Geospatial technology can ensure nothing stands between the 7 billion strong world population and their fair share of safe and nutritious food.
We are currently facing challenges that none of our earlier generations ever dreamt of. On one hand, there is enough food produced in the world that can feed everyone in the planet, but, there are at least 800 million people going hungry to bed every day. About a third of the total food produced gets wasted either before crossing the farm gate or at the other end of the food chain. Climate change induced natural disasters, inclement weather that affects crop production, increasing competition for cultivable land, price volatility of commodities, civil and communal wars, and unfavorable socio-economic situations, all are influencing the agri-food policymaking process and regulatory environments across the world.
Why Asia? Why now?
Asia is one of the fastest growing regions set to power world economic growth in the next decade and further. Yet, it remains highly vulnerable in the context of food security. This is a region with over 4 billion people and is much younger in terms of median age of around 30, only behind Africa. Although overall dependence on agriculture has reduced over time, the sector still remains the mainstay for employment and livelihood for over half of its population, barring a few developed countries, such as, Japan, Australia, New Zealand and South Korea. From a macro-economic perspective, the declining share of agriculture sector as a percentage of GDP is seen as an indicator of progressive growth and economic development. However, the primary driver of the trend, as learnt from the experiences of the developed economies, is the focus on efficiency through use of technologies that help liberate labor from agriculture to be employed in other sectors.
Cloud and sensors
Farm mechanization has been quite instrumental in helping traditional agriculture get transformed into agribusiness that is more efficient and sustainable. If we can say these machines revolutionized farming in the previous generation, it is going to be data that will bring the next big revolution in our generation. Agriculture will always remain dependent on two kinds of ‘clouds’. One for ‘rain’ and another for ‘data’. In fact, the latter is the key for agriculture to improve its resilience, enhance its capability to manage and get itself insulated from the vagaries of the former. Globally, farming has started moving on the information superhighway and it’s no longer a ‘sow seeds and reap produce’ story but ‘plant sensors and harvest data’.

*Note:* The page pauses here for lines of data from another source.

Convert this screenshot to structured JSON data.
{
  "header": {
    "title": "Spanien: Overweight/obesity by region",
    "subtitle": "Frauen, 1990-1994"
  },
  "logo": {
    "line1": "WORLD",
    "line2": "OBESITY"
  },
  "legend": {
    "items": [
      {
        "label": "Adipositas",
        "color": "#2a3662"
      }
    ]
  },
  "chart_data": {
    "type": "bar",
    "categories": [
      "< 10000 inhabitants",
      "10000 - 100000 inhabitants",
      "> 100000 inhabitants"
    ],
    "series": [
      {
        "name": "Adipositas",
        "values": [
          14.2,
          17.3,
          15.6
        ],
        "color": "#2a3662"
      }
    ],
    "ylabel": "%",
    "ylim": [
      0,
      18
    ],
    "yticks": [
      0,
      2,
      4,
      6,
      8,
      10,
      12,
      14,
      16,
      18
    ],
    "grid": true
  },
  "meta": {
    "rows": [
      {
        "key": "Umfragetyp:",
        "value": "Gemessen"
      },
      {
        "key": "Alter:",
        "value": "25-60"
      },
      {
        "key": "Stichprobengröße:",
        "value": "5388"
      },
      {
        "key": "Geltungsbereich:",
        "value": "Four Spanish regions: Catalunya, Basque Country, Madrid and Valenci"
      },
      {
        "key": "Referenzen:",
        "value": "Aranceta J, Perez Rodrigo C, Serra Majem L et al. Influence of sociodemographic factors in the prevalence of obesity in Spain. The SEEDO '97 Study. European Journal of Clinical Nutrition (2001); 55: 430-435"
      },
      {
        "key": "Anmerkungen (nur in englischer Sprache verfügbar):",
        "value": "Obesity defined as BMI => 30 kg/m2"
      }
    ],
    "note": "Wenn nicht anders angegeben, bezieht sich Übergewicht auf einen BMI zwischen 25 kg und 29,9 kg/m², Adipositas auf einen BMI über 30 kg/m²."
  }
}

Building resilient, food-secure communities
Extending further from food production, disaster management and emergency humanitarian response, particularly related to floods, cyclones, and various other natural calamities can and has already become one of the most significant examples of application of these technologies to help countries and vulnerable communities improve their resilience and responsiveness. These technologies help to estimate the extent of damage and provide accurate spatial data on the affected areas so that response can be targeted better and faster. There would be massive benefits in terms of providing food and other basic necessities to the affected people, prevention of diseases and any possible social unrest that may ensue. Similarly, in case of sea water intrusions that are common after natural disasters like tsunamis, geospatial technologies can be very useful for accurate assessment of damage and pursue reclamation works on the affected areas. In conservation and sustainably fronts also, the potential is enormous. For example, geospatial technologies can help accurately measure, map and track forest areas and help in efficient land use planning, administration and management of natural resources. Several plantations particularly, palm oil plantations in Malaysia and Indonesia, widely use these technologies already as a critical component of their commitment to sustainable production more specifically relating to deforestation.
Benefits for stakeholders
Farmers: Geospatial technologies are not silver-bullets that can solve all the issues related to food security or disaster management. They cannot yield holistic benefits without other necessary elements. For example, sensors and drones are becoming popular among farmers for accurate estimation of soil moisture, pest and diseases infestation levels and as a result of their usage, enormous amount of data is being collected. However, without proper understanding of how all these technologies can help the decision making process of the farmers, necessary regulatory framework to tackle issues including privacy, and a conducive policy environment that encourages innovation, use of any advanced technology will remain futile. Firstly, when used in combination with other branches of sciences such as genetics, agronomy, and business concepts, including marketing, these technologies pave way for significant improvements in efficiency of input-use, result in huge cost savings on inputs and precious resources (e.g. water); manage risks (e.g. weather, price and market) better; improve yields, food quality and ultimately profitability of farmers.